Tennessee Stat Book
Tennessee would obviously prefer not to ever see a penalty flag.
But under the right circumstances, it might be fine with one or two from the secondary in the short term.
The coaching staff has publicly challenged the toughness of its defensive backs, tried to build their confidence, drilled them on playing more physically near the line of scrimmage and even slipped in a couple subtle suggestions to grab a receiver or two while getting their point across.
That message has been delivered clearly to the Vols over the last couple weeks in preparation for No. 7 Alabama on Saturday at Neyland Stadium (TV: ESPN, 7 p.m.). And in an effort to get the secondary to compete at a higher level than it has lately, in some respects UT might even be all right if it draws a few flags in the process.
"Right now, we probably want them to give us the opportunity to say, 'Whoa, we're probably sticking them too much,' " defensive backs coach Terry Joseph said. "That would be good."
That doesn't mean UT (2-4, 0-3 SEC) is encouraging dirty play or trying to get penalized, but after a rough first half defending the pass, it's definitely looking for more aggression in coverage - particularly at cornerback.
Statistically the Vols enter the weekend as the worst total defense in the conference, and allowing more than 227 yards per game through the air has certainly been a large part of their problems. The blame can be spread around to the defensive line for struggling to get consistent pressure on the quarterback or linebackers missing tackles in the short passing game, but junior Art Evans didn't even need to be told where the Vols could start working on cutting that number down.
"I think everybody can see it, it kind of looks like we've been playing a little soft," Evans said. "I'll at least say that about myself. But the coaches have been pointing that out, and we're going to respond to that.
"Whatever coverage we're in, we've just got to challenge the receivers an awful lot. You can tell the difference whether somebody's playing timid or soft or actually coming out and challenging them instead of just giving it to them. I know a lot of people could probably look at the TV screen and go, 'Why is he playing so far off?' Really it comes down to challenging the receivers more."
Crimson Tide (6-1, 3-1 SEC) leading receiver Julio Jones can obviously return the challenge right back, and he's also no stranger to contact on the perimeter, which should provide instant feedback on the progress Evans, Marsalis Teague and Eric Gordon are making at cornerback.
Teague has been a pleasant surprise in coverage since moving over from wide receiver at the start of the season, and his six passes defended are tied for fifth-most in the league.
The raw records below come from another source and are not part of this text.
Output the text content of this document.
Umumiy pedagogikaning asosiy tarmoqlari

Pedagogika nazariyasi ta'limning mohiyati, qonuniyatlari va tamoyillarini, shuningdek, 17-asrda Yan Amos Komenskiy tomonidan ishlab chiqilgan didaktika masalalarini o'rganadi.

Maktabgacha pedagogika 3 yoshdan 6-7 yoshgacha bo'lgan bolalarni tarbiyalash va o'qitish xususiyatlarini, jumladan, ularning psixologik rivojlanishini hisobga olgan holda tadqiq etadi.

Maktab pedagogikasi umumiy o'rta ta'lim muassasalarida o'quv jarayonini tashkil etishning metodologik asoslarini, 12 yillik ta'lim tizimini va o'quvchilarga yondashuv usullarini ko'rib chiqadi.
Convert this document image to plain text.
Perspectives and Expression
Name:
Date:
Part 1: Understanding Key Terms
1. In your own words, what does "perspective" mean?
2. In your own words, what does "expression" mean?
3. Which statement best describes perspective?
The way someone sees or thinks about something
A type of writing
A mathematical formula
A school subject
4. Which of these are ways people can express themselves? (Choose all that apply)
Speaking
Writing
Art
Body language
But none of those have gone for interceptions, and neither Evans nor Gordon have one yet for a team that needs an edge in the turnover battle against an Alabama team that leads the league in that category.
So just like maybe drawing a penalty or two, UT might also look the other way if a defensive back gets beat deep on occasion if it means he's confident enough to gamble on a big play.
"I think if you're going to make a mistake in football, you always want to make it on the aggressive side and going full speed," defensive coordinator Justin Wilcox said. "We're not out here teaching them to hold and cheat and do all that, but we need to play aggressive and we need to play confident.
"That's what we need those guys to do, not be afraid to make a mistake."